If the stressed business executive and housewife-filled ‘chill-out’ market grew a soul, ears and, crucially, some taste in music, Boards of Canada would be the biggest band in Britain.
As it is, the enigmatic Scottish duo continue to be one of the UK’s most criminally underrated acts, preferring to build up a huge cult following with their fantastically textured ambient electronica/hip-hop crossbreed.
Four years on from stunning debut ‘Music Has The Right To Children’’, the Boards may have whetted taste buds with flawless EP, ‘In A Beautiful Place Out In The Country’, but the follow-up proper, ‘Geogaddi’, has been a long time coming.
Like renewing acquaintances with a long-lost friend, it’s great to hear them again and thankfully nothing much has changed; the majority of the album is undeniably *BOC *but not quite like anything they’ve done before.

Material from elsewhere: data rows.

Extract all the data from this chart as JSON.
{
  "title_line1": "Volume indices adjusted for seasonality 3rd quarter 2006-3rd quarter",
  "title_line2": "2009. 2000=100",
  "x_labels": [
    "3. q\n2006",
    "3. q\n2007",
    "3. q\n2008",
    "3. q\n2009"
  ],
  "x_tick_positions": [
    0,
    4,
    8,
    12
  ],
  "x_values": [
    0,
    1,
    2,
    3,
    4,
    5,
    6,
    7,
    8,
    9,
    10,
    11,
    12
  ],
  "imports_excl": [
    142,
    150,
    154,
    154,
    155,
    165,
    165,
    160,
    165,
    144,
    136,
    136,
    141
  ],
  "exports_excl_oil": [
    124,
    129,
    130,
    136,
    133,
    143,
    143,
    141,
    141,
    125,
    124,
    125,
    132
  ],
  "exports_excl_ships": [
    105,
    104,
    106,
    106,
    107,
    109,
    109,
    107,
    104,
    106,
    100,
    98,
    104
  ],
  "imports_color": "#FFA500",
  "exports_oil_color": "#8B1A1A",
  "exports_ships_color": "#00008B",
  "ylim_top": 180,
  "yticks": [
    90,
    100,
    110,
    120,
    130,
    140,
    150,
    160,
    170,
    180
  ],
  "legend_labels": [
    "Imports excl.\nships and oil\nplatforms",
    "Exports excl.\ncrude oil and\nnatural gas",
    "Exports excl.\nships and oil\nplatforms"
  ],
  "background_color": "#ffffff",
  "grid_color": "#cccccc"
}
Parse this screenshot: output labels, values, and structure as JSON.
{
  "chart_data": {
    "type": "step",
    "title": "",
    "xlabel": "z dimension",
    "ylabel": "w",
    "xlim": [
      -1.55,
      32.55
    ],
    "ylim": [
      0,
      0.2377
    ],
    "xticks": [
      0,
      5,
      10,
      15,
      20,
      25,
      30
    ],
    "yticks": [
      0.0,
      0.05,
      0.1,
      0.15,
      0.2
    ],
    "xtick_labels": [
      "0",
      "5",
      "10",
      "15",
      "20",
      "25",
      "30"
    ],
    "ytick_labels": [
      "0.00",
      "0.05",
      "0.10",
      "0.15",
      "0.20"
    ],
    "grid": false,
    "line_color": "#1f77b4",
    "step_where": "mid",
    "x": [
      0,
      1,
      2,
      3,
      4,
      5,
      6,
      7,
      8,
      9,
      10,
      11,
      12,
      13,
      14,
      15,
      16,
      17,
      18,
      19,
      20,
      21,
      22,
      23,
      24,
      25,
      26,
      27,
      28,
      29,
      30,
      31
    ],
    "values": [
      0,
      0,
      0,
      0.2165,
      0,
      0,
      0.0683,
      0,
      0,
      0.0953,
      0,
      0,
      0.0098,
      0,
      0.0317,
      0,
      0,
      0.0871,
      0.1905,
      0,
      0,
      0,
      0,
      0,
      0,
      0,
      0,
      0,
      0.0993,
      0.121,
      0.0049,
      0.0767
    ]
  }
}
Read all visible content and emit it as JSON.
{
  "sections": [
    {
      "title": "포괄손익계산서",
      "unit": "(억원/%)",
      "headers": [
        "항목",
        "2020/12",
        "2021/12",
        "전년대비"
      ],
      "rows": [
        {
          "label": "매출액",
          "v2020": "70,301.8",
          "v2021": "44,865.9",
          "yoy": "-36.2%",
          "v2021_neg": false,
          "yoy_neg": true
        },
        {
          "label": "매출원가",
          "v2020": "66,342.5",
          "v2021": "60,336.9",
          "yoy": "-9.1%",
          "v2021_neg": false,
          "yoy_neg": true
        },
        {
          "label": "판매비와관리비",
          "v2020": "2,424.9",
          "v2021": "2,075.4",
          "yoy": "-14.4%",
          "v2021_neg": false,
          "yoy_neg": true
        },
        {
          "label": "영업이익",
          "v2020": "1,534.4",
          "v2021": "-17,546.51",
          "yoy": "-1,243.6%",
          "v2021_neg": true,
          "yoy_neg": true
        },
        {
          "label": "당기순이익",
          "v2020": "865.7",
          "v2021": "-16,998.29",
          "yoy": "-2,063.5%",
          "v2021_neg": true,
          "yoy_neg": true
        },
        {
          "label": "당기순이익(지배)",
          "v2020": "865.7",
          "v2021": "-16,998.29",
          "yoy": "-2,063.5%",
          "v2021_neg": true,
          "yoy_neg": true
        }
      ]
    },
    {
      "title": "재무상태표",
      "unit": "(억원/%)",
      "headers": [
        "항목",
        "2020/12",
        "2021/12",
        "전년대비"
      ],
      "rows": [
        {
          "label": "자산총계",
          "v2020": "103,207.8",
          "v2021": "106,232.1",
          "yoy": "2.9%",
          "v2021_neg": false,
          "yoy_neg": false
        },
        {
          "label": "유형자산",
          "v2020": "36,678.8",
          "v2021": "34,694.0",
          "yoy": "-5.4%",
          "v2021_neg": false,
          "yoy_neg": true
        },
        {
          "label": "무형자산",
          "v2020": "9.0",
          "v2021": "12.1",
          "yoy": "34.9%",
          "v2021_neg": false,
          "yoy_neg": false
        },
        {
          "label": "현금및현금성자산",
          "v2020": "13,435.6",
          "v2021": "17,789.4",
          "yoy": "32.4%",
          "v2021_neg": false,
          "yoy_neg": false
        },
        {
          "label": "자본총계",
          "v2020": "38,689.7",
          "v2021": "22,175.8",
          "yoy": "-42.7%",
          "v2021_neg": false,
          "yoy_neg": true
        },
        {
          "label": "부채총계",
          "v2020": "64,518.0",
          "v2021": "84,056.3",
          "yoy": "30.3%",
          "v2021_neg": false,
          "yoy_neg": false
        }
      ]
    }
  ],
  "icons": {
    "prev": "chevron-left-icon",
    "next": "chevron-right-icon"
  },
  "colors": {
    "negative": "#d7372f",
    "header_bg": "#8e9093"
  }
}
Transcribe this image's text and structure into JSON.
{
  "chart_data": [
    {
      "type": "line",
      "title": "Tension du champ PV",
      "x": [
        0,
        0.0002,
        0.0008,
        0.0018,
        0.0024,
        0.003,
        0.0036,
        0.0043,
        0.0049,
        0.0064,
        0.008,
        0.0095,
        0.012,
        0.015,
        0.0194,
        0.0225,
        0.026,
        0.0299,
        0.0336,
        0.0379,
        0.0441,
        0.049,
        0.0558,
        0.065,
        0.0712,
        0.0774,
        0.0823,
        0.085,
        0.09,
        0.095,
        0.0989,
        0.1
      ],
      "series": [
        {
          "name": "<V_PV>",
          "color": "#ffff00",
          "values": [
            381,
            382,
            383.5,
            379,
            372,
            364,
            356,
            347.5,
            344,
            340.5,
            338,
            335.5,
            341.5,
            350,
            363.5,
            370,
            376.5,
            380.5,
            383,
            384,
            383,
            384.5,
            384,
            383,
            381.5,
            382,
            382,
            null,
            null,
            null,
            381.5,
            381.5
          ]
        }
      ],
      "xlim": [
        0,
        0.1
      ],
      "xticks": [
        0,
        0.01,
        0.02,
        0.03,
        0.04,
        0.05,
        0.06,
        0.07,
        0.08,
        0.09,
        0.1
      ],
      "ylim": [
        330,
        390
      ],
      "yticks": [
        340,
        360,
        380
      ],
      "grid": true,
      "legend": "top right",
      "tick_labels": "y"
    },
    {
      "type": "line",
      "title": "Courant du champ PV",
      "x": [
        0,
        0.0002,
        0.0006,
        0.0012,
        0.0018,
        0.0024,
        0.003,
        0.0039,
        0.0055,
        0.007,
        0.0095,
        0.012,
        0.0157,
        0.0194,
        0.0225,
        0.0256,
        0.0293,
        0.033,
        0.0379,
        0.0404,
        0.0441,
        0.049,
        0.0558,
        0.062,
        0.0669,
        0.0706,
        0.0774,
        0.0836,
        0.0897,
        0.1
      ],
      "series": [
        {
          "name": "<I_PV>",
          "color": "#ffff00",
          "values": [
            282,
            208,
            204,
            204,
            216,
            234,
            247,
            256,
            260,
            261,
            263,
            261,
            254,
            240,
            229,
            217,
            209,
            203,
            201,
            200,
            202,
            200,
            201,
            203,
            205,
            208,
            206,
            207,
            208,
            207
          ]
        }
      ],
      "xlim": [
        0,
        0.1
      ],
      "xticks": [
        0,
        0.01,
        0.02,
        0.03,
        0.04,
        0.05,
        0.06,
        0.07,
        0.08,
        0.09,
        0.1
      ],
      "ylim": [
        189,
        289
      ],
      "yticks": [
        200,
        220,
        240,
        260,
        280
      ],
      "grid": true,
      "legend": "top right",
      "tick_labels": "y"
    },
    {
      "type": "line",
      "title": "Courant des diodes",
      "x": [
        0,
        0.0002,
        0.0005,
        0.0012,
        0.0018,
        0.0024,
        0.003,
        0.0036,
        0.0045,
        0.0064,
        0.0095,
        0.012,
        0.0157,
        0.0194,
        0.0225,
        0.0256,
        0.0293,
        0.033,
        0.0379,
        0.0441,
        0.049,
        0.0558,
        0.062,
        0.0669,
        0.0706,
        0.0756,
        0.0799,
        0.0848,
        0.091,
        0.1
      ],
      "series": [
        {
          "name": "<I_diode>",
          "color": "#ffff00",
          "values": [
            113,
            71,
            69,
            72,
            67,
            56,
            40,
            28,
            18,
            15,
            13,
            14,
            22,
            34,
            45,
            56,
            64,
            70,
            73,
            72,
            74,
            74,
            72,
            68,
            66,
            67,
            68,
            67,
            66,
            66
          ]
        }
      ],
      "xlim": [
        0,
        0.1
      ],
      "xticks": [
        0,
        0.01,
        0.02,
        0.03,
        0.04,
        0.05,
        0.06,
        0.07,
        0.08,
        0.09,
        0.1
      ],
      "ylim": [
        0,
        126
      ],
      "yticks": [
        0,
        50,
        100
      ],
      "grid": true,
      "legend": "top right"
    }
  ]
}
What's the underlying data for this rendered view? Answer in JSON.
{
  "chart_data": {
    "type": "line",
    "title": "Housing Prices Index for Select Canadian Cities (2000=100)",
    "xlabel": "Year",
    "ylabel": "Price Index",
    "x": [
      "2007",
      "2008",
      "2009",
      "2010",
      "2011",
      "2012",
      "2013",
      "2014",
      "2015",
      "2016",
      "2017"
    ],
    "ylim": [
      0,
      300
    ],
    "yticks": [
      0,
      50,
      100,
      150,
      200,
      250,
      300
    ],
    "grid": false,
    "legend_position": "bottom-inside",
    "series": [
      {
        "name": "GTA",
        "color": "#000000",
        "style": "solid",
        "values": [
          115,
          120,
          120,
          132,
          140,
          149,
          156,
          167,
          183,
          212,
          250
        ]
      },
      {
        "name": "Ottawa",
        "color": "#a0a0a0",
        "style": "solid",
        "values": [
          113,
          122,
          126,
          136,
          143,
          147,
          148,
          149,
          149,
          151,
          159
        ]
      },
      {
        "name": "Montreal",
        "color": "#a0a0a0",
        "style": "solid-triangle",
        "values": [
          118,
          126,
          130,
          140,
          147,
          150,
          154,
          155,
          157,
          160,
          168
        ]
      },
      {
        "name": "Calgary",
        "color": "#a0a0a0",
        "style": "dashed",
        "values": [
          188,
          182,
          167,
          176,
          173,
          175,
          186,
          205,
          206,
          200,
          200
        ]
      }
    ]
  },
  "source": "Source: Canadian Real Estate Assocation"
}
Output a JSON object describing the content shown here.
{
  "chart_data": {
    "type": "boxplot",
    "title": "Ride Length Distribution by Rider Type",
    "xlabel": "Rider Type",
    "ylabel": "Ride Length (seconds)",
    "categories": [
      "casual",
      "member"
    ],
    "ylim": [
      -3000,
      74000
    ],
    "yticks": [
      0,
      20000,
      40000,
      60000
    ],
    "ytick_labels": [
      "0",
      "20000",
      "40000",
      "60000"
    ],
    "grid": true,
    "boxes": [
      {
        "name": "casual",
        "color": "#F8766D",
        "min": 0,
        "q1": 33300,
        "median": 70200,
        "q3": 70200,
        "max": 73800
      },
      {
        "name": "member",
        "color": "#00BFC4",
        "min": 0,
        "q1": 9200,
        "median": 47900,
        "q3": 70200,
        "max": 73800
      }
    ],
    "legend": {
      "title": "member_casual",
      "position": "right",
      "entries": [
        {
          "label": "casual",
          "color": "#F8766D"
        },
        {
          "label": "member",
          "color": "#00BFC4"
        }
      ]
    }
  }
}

Patented samples of children’s voices are the main running theme carried over from their first LP, echoed by the *kaleidoscope kid *images and deliciously warped photography in the album’s lush accompanying artwork. Swirls and synths also remain present, while the songwriting quality – something all too often forgotten by many electronica artists – is memorable. And with 23 tracks, the choice is mammoth.
In another dimension, the vocoder chant of ‘1969’ would be on every music television channel and radio station in the world. Throw in some Autechre-like crunches on ‘Gyroscope’, plus such room-engulfing mythological treats as ‘Sunshine Recorder’, ‘Alpha And Omega’ and ‘Music Is Math’, and even for new converts it’ll feel as if the Boards have never been away.